Le double CD d’intégrale du groupe contient certains titres inédits. Deux plages de versions différentes de deux titres connus sont présentées comme des backing tracks : Let’s go, let’s go, let’s go par The Inmates et Psychedelic trip. Il y a aussi une variante de Voyage of the Trieste intitulée The Uncharted sea par The Yo-Yoz.

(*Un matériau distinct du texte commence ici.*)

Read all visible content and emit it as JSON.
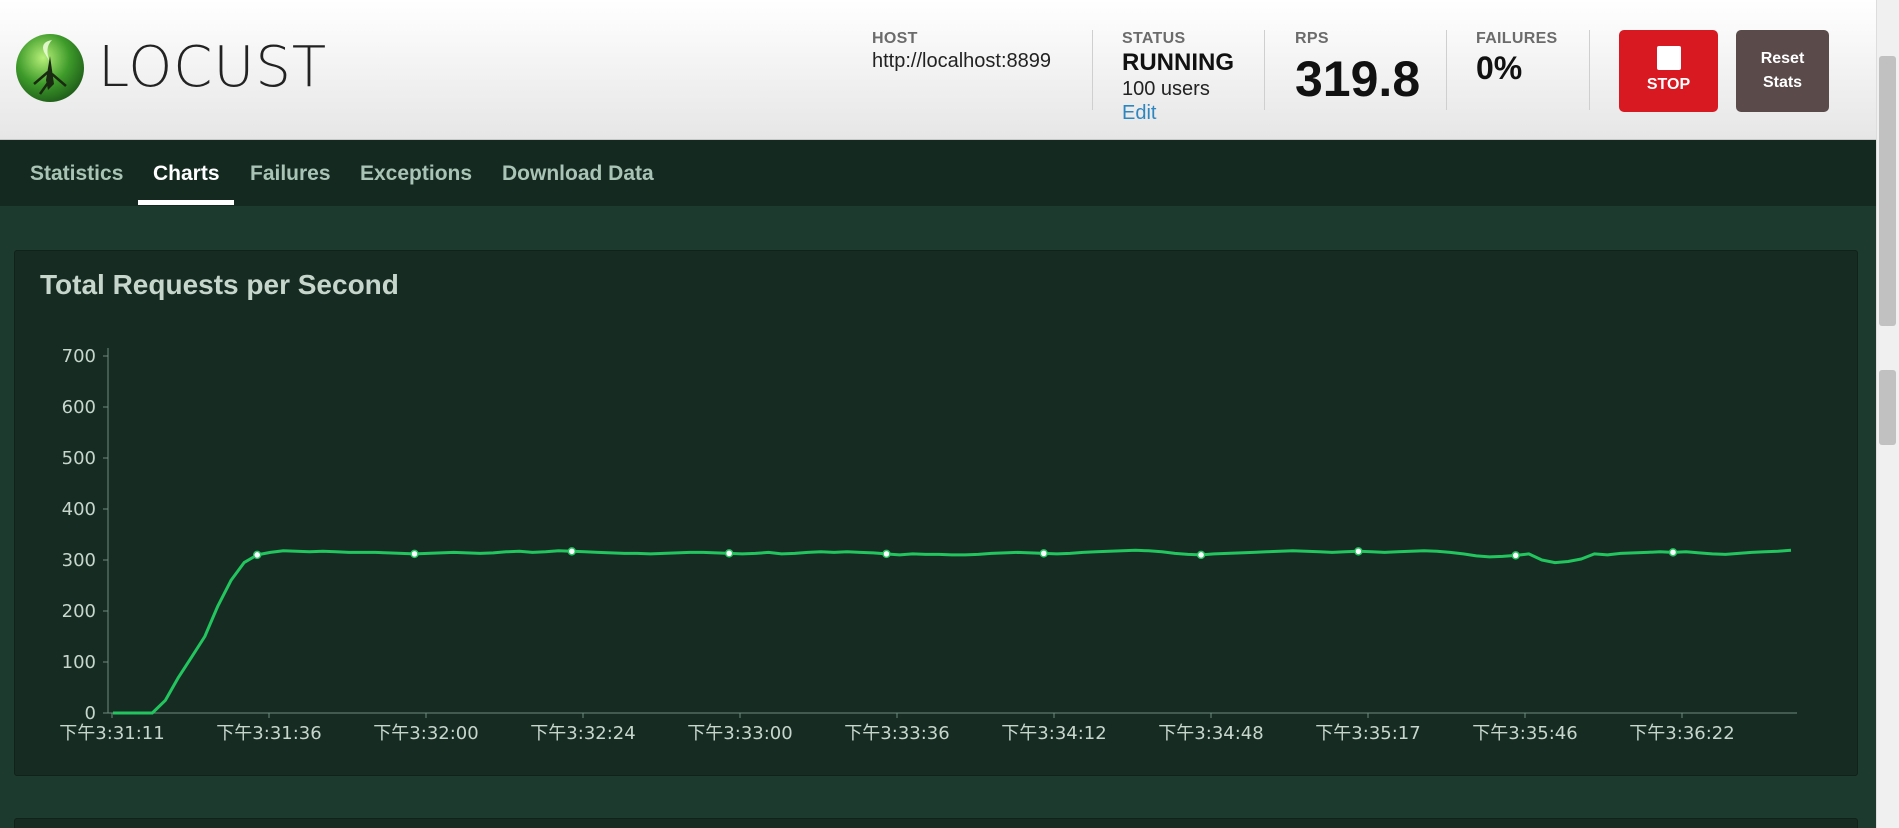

 En 1983 a été éditée une reprise de Milk cow blues, témoin au passage d’une influence plus grande des Kinks. Deux titres furent édités en 1993 : Don’t let the sun catch you crying et une reprise des Everly Brothers, Since you broke my heart. Cela doit déjà faire partie de la dynamique faible du dernier album. Nous sommes loin des Everly brothers pour ce qui est de la reprise elle-même. Bon, je passe sur les titres décevants composés par les membres authentiques du groupe, mais sans David Aguilar tout de même. Je donne la liste de ce qui n’est pas très bon, de ce qui montre le groupe sous un jour franchement méconnaissable : Uncle Morris (un peu à la Moby Grape), How ya been (inspiré de Steve Marriott des Small faces, mais sans le niveau), Devil’s motorcycle, I don’t need no doctor, Flowers (imitation d’Arthur Lee et Love qui a son charme, mais pas le niveau), Fireface, And she’s lonely.
Au final, c’est le chanteur David Aguilar qui s’est fait le plus malmené au sein du groupe. Il ne chante pas sur plusieurs titres, faute d’avoir enregistré à temps quand le groupe était fonctionnel. Ensuite, deux compositions où il est visiblement pour quelque chose sont tombées dans les mannes respectives d’Ed Cobb et Don Bennett. Psychedelic trip est devenu No way out et Loose lip sync ship est devenu Gossamer wings. Et c’est un fait que l’orientation et le potentiel psychédéliques étaient dans la formation authentique, comme en témoigne encore ce titre composé par David Aguilar seul : Gone and passes by. Je n’ai pas encore eu le courage de lire le livret de Melts in your brain, même si je suis parvenu à tenir cette notice. Pas grave. J’en ai déjà dit pas mal.